18. Applying the principles laid down by the Apex Court in the aforesaid judgements, as discussed above that undue harshness should be avoided taking into account the reformative approach underlying in criminal justice system and having regard to the totality of the facts and circumstances of the case and the fact that the appellant has served out more than six years sentence out of the maximum sentence of seven years awarded by the trial court to him, nature and gravity of offence and adopting the same reformative approach, the Court considers that no accused person is incapable of being reformed and, therefore, all measures should be applied in order to bring them in the social stream.
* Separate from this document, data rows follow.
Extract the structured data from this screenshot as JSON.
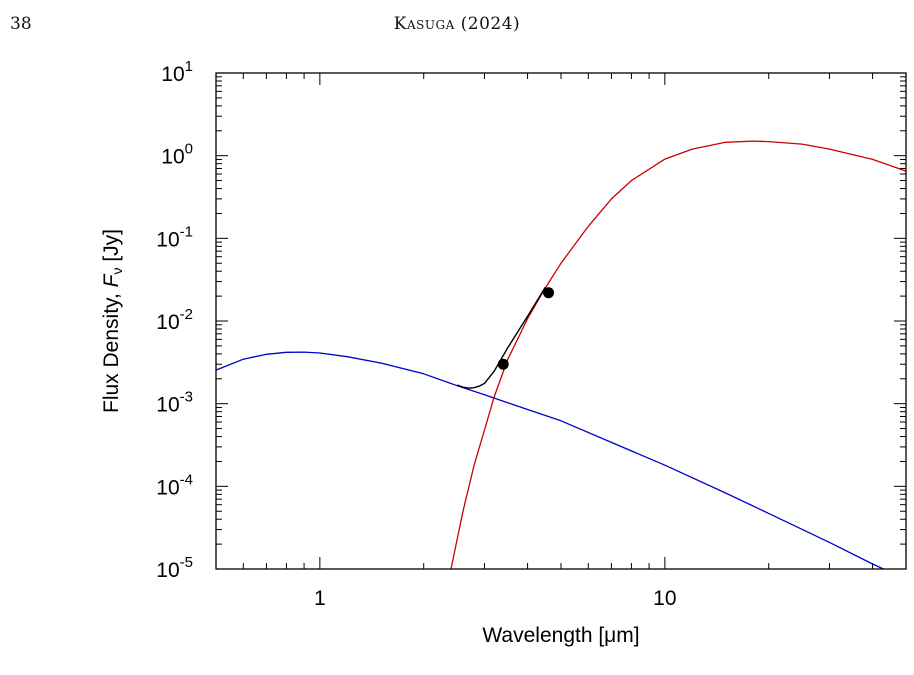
{
  "page": {
    "number": "38",
    "running_head_author": "Kasuga",
    "running_head_year": "(2024)"
  },
  "chart_data": {
    "type": "line",
    "title": "",
    "xlabel": "Wavelength [μm]",
    "ylabel_prefix": "Flux Density, ",
    "ylabel_symbol": "F",
    "ylabel_subscript": "ν",
    "ylabel_unit": " [Jy]",
    "xscale": "log",
    "yscale": "log",
    "xlim": [
      0.5,
      50
    ],
    "ylim": [
      1e-05,
      10
    ],
    "x_tick_labels": [
      {
        "value": 1,
        "label": "1"
      },
      {
        "value": 10,
        "label": "10"
      }
    ],
    "y_tick_labels": [
      {
        "value": 10,
        "base": "10",
        "exp": "1"
      },
      {
        "value": 1,
        "base": "10",
        "exp": "0"
      },
      {
        "value": 0.1,
        "base": "10",
        "exp": "-1"
      },
      {
        "value": 0.01,
        "base": "10",
        "exp": "-2"
      },
      {
        "value": 0.001,
        "base": "10",
        "exp": "-3"
      },
      {
        "value": 0.0001,
        "base": "10",
        "exp": "-4"
      },
      {
        "value": 1e-05,
        "base": "10",
        "exp": "-5"
      }
    ],
    "grid": false,
    "legend": "none",
    "series": [
      {
        "color": "#0000cc",
        "kind": "line",
        "points": [
          [
            0.5,
            0.00255
          ],
          [
            0.6,
            0.00345
          ],
          [
            0.7,
            0.00395
          ],
          [
            0.8,
            0.00418
          ],
          [
            0.9,
            0.0042
          ],
          [
            1.0,
            0.0041
          ],
          [
            1.2,
            0.0037
          ],
          [
            1.5,
            0.0031
          ],
          [
            2.0,
            0.0023
          ],
          [
            2.5,
            0.00165
          ],
          [
            3.0,
            0.00128
          ],
          [
            4.0,
            0.00085
          ],
          [
            5.0,
            0.00062
          ],
          [
            7.0,
            0.00034
          ],
          [
            10.0,
            0.00018
          ],
          [
            15.0,
            8.3e-05
          ],
          [
            20.0,
            4.7e-05
          ],
          [
            30.0,
            2.1e-05
          ],
          [
            40.0,
            1.15e-05
          ],
          [
            43.0,
            1e-05
          ]
        ]
      },
      {
        "color": "#cc0000",
        "kind": "line",
        "points": [
          [
            2.4,
            1e-05
          ],
          [
            2.6,
            5e-05
          ],
          [
            2.8,
            0.00018
          ],
          [
            3.0,
            0.00048
          ],
          [
            3.2,
            0.0012
          ],
          [
            3.5,
            0.0034
          ],
          [
            4.0,
            0.0107
          ],
          [
            4.5,
            0.025
          ],
          [
            5.0,
            0.05
          ],
          [
            6.0,
            0.14
          ],
          [
            7.0,
            0.3
          ],
          [
            8.0,
            0.5
          ],
          [
            10.0,
            0.91
          ],
          [
            12.0,
            1.2
          ],
          [
            15.0,
            1.45
          ],
          [
            18.0,
            1.5
          ],
          [
            20.0,
            1.48
          ],
          [
            25.0,
            1.38
          ],
          [
            30.0,
            1.2
          ],
          [
            40.0,
            0.9
          ],
          [
            50.0,
            0.65
          ]
        ]
      },
      {
        "color": "#000000",
        "kind": "line",
        "points": [
          [
            2.5,
            0.00168
          ],
          [
            2.6,
            0.00158
          ],
          [
            2.7,
            0.00154
          ],
          [
            2.8,
            0.00156
          ],
          [
            2.9,
            0.00163
          ],
          [
            3.0,
            0.00176
          ],
          [
            3.2,
            0.00246
          ],
          [
            3.5,
            0.00472
          ],
          [
            4.0,
            0.0114
          ],
          [
            4.5,
            0.0255
          ]
        ]
      },
      {
        "color": "#000000",
        "kind": "scatter",
        "points": [
          [
            3.4,
            0.003
          ],
          [
            4.6,
            0.022
          ]
        ]
      }
    ]
  }
}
19. Keeping in view the reformative theory of punishment and "doctrine of proportionality", and the fact that the appellant is in jail since 6.10.2017 i.e. for the last more than six years and this fact is also admitted by learned AGA, I am of the considered view that since the appellant has already served-out more than six years of sentence, out of the maximum sentence of seven years awarded to him vide the impugned judgement and order, the sentence of seven years rigorous imprisonment under Section 392 IPC may be and is converted into the sentence already undergone, which would meet the ends of justice.
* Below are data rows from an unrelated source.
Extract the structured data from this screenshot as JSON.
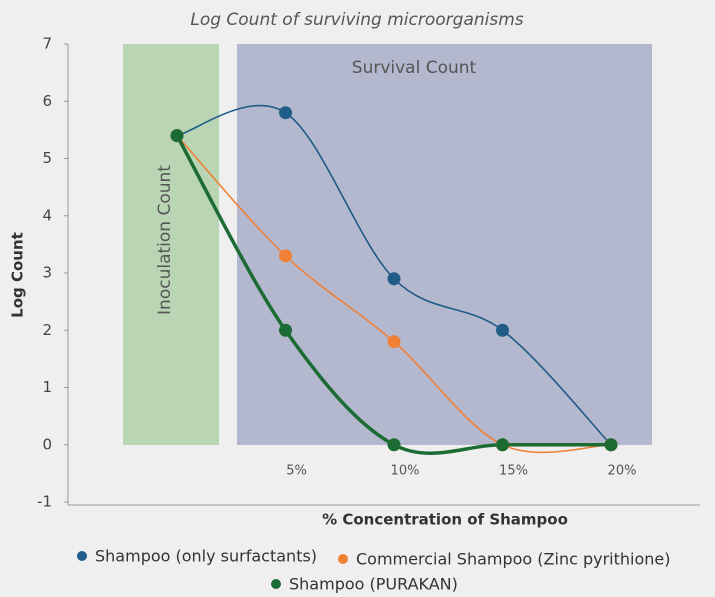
{
  "chart_data": {
    "type": "line",
    "title": "Log Count of surviving microorganisms",
    "x_label": "% Concentration of Shampoo",
    "y_label": "Log Count",
    "annotations": [
      "Inoculation Count",
      "Survival Count"
    ],
    "categories": [
      null,
      "5%",
      "10%",
      "15%",
      "20%"
    ],
    "series": [
      {
        "name": "Shampoo (only surfactants)",
        "color": "#1f5c87",
        "values": [
          5.4,
          5.8,
          2.9,
          2.0,
          0
        ]
      },
      {
        "name": "Commercial Shampoo (Zinc pyrithione)",
        "color": "#f08036",
        "values": [
          5.4,
          3.3,
          1.8,
          0,
          0
        ]
      },
      {
        "name": "Shampoo (PURAKAN)",
        "color": "#1c6b33",
        "values": [
          5.4,
          2.0,
          0,
          0,
          0
        ]
      }
    ],
    "ylim": [
      -1,
      7
    ],
    "yticks": [
      -1,
      0,
      1,
      2,
      3,
      4,
      5,
      6,
      7
    ],
    "grid": false
  }
}
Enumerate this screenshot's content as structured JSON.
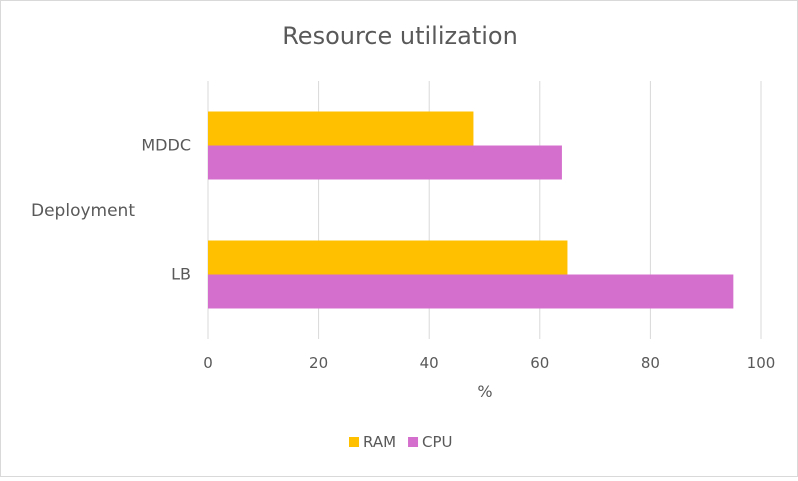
{
  "chart_data": {
    "type": "bar",
    "orientation": "horizontal",
    "title": "Resource utilization",
    "xlabel": "%",
    "ylabel": "Deployment",
    "categories": [
      "MDDC",
      "LB"
    ],
    "series": [
      {
        "name": "RAM",
        "values": [
          48,
          65
        ],
        "color": "#ffc000"
      },
      {
        "name": "CPU",
        "values": [
          64,
          95
        ],
        "color": "#d56fcd"
      }
    ],
    "xlim": [
      0,
      100
    ],
    "xticks": [
      0,
      20,
      40,
      60,
      80,
      100
    ],
    "grid": "vertical",
    "legend": "bottom",
    "colors": {
      "grid": "#d9d9d9",
      "text": "#595959",
      "title": "#595959"
    }
  }
}
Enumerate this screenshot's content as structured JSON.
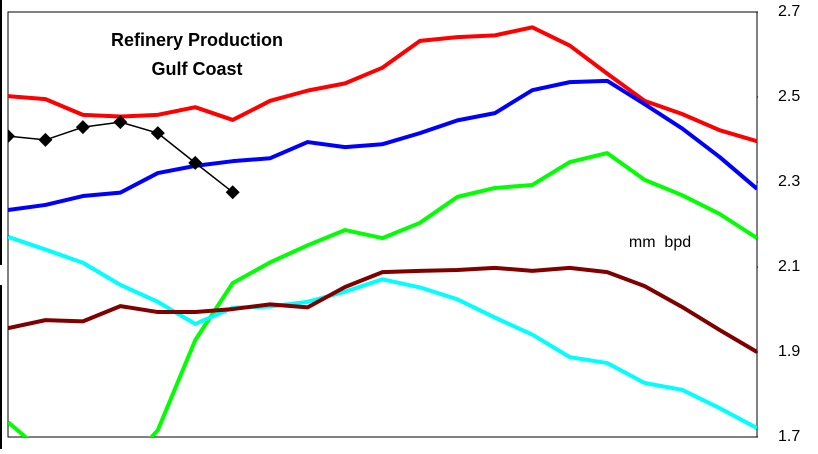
{
  "chart_data": {
    "type": "line",
    "title": "Refinery Production",
    "subtitle": "Gulf Coast",
    "annotation": "mm  bpd",
    "categories": [
      null,
      null,
      null,
      null,
      null,
      null,
      null,
      null,
      null,
      null,
      null,
      null,
      null,
      null,
      null,
      null,
      null,
      null,
      null,
      null,
      null
    ],
    "ylim": [
      1.7,
      2.7
    ],
    "yticks": [
      {
        "value": 1.7,
        "label": "1.7"
      },
      {
        "value": 1.9,
        "label": "1.9"
      },
      2.1,
      2.3,
      2.5,
      2.7
    ],
    "grid": false,
    "series": [
      {
        "color": "#ff0000",
        "width": 4,
        "values": [
          2.502,
          2.495,
          2.458,
          2.454,
          2.458,
          2.476,
          2.446,
          2.491,
          2.515,
          2.532,
          2.569,
          2.632,
          2.641,
          2.645,
          2.664,
          2.621,
          2.555,
          2.491,
          2.46,
          2.422,
          2.396
        ]
      },
      {
        "color": "#0000ff",
        "width": 4,
        "values": [
          2.234,
          2.246,
          2.267,
          2.275,
          2.321,
          2.338,
          2.349,
          2.356,
          2.394,
          2.382,
          2.389,
          2.415,
          2.445,
          2.462,
          2.516,
          2.535,
          2.538,
          2.483,
          2.426,
          2.359,
          2.284
        ]
      },
      {
        "color": "#00ff00",
        "width": 4,
        "values": [
          1.735,
          1.66,
          1.66,
          1.62,
          1.716,
          1.928,
          2.062,
          2.111,
          2.151,
          2.187,
          2.168,
          2.204,
          2.265,
          2.286,
          2.293,
          2.347,
          2.368,
          2.305,
          2.269,
          2.225,
          2.168
        ]
      },
      {
        "color": "#00ffff",
        "width": 4,
        "values": [
          2.171,
          2.141,
          2.11,
          2.058,
          2.018,
          1.966,
          2.004,
          2.007,
          2.018,
          2.042,
          2.071,
          2.052,
          2.024,
          1.981,
          1.941,
          1.888,
          1.874,
          1.827,
          1.811,
          1.768,
          1.721
        ]
      },
      {
        "color": "#800000",
        "width": 4,
        "values": [
          1.956,
          1.975,
          1.972,
          2.008,
          1.994,
          1.994,
          2.001,
          2.012,
          2.005,
          2.053,
          2.088,
          2.091,
          2.093,
          2.098,
          2.091,
          2.098,
          2.088,
          2.055,
          2.006,
          1.952,
          1.9
        ]
      },
      {
        "color": "#000000",
        "width": 1.5,
        "marker": "diamond",
        "values": [
          2.408,
          2.399,
          2.429,
          2.441,
          2.415,
          2.345,
          2.276,
          null,
          null,
          null,
          null,
          null,
          null,
          null,
          null,
          null,
          null,
          null,
          null,
          null,
          null
        ]
      }
    ]
  }
}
20. The jail appeal, confirming the conviction of the appellant under Sections 392 and 411 IPC, is, accordingly, partly allowed, subject to the above modification of sentence without any interference in respect of sentence of fine or default clause.
21. Copy of this judgment alongwith lower court record be sent forthwith to the Court concerned for compliance. A copy of this order be also sent to appellant through concerned Jail Superintendent.
22. Shri Arvind Kumar Singh, learned amicus curiae has assisted the Court very diligently. The Court directs that he shall be paid counsel's fee as Rs. 7000/-. The High Court Legal Services Committee is directed to ensure payment of aforesaid fee without any delay and in any case within 15 days from the date of receipt of copy of this judgment.